Late last year, my fellow Board members and I issued our Strategic Plan. One of the Board’s key goals included in our plan is modernizing our professional standards. Our capital markets never stop evolving, and it is important for PCAOB standards to keep up so that investors are protected. The proposal before us today would update our standards to do just that.
As explained by our staff, the new proposed standard, AS 1000, would replace a group of standards originally developed by the American Institute of Certified Public Accountants (AICPA) and adopted on an interim basis by the PCAOB in 2003. Those standards address reasonable assurance, due professional care, professional skepticism, independence, competence, and professional judgment—collectively, what we refer to as the “foundational standards.” Merging these foundational standards into one standard, would reaffirm the general principles and responsibilities of the auditor and solidify the foundation of every audit; leading to investor protection and informative, accurate, and independent audit reports.
While the proposed standard and related amendments advance investor protection in many ways, I want to specifically highlight three aspects of today’s proposal.
First, the proposed standard specifically recognizes auditors’ fundamental obligation to protect investors through the preparation and issuance of informative, accurate, and independent auditor’s reports, and makes clear that obligation governs the auditor’s work under the standards of the PCAOB.

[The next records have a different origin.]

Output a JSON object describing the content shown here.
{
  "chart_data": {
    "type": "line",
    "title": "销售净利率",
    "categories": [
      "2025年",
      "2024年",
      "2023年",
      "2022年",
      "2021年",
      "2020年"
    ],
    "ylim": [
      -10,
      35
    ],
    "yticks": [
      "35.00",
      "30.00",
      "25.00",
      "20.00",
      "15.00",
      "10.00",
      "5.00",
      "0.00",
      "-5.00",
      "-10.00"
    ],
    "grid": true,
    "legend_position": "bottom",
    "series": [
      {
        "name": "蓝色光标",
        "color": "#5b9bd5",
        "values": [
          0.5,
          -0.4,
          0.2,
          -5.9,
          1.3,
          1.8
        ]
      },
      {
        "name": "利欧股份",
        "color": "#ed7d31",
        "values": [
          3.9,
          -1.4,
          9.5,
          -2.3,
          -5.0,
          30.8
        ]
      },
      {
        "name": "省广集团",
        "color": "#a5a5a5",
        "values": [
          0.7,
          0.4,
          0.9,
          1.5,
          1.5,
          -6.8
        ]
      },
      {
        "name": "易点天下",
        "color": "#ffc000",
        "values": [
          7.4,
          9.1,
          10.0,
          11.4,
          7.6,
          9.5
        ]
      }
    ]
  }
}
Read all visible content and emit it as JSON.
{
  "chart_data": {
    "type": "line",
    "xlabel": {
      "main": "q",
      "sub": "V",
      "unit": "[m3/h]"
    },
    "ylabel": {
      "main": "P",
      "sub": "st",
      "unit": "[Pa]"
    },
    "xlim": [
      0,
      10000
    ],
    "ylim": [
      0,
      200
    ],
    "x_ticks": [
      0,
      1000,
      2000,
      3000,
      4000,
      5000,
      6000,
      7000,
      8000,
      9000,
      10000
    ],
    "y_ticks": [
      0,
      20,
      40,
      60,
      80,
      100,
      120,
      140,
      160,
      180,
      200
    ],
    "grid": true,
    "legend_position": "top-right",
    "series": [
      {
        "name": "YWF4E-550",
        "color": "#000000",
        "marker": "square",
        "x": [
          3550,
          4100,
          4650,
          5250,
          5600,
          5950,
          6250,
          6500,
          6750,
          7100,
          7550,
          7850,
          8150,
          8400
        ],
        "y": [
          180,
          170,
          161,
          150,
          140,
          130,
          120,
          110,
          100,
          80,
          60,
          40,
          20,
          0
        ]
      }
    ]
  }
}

Second, the proposal also makes clear that, due to the importance of the role of the engagement partner, it is essential that the engagement partner is actively involved throughout the audit. As noted in today’s standards, the engagement partner is responsible for the engagement and its performance.1 Hence, it is the engagement partner’s responsibility to provide informative, accurate, and independent audit reports. This is why we are proposing to clarify what is expected of the engagement partner when planning, supervising, reviewing, and documenting engagement activities.
Third, we are proposing to modernize aspects of the audit documentation standard. Specifically, we are proposing to shorten the time to assemble the final audit documentation from no more than 45 days to 14 days. An auditor’s documentation provides the evidence to support whether the engagement complied with PCAOB standards.
Our audit documentation standard, AS 1215, was adopted by the PCAOB in 2004. Part of that standard, which remains in effect today, requires a complete and final set of audit documentation to be assembled for retention no more than 45 days after the report release date, known as the documentation completion date. Since 2004, like our capital markets, audits have continued to evolve. Back in 2004, many firms documented at least part of their procedures using paper-based systems. As we have observed through our oversight activities, today most, if not all, of the documentation is now occurring electronically. Because of this, it takes firms significantly less time to compile a complete and final set of audit documentation compared to when AS 1215 became effective.
It is critical that the documentation is completed as close in time as possible to the completion of the audit. The PCAOB cannot begin an inspection until a complete and final set of audit documentation is assembled. Proposing to advance the documentation completion date from 45 to 14 days, would enable the PCAOB to potentially begin our inspection process sooner. This would lead to a “waterfall effect” that ultimately would provide the opportunity for us to get our inspection reports to investors sooner; enhancing their protection.
I look forward to learning commenters’ views on the proposed standard and related amendments as we work to ensure our standards advance our investor protection mandate and are fit to meet today’s challenges. I encourage all to comment.
I would like to thank the individuals that have devoted significant effort on this proposal. Specifically, I would like to thank in the Office of the Chief Auditor, Barb Vanich, Jessica Watts, Dominika Taraszkiewicz, Ekaterina Dizna, Akiko Upchurch, and Hunter Jones; in the Office of Economic and Risk Analysis, Mike Gurbutt, Dylan Rassier, and John Cook; and in the Office of General Counsel, Connor Raso, Vince Meehan, and Katie Reilly.
In addition, I would like to express my gratitude to my fellow Board members and their staff for their contributions to this proposal. I would also like to recognize the support provided by staff from the Division of Registration and Inspections, the Division of Enforcement and Investigations, and the Office of Communications and Engagement.
Finally, I would like to thank the Securities and Exchange Commission’s (SEC) staff, including the staff of the SEC’s Office of the Chief Accountant for their support and assistance.
1 See paragraph .03 of AS 1201, Supervision of the Audit Engagement.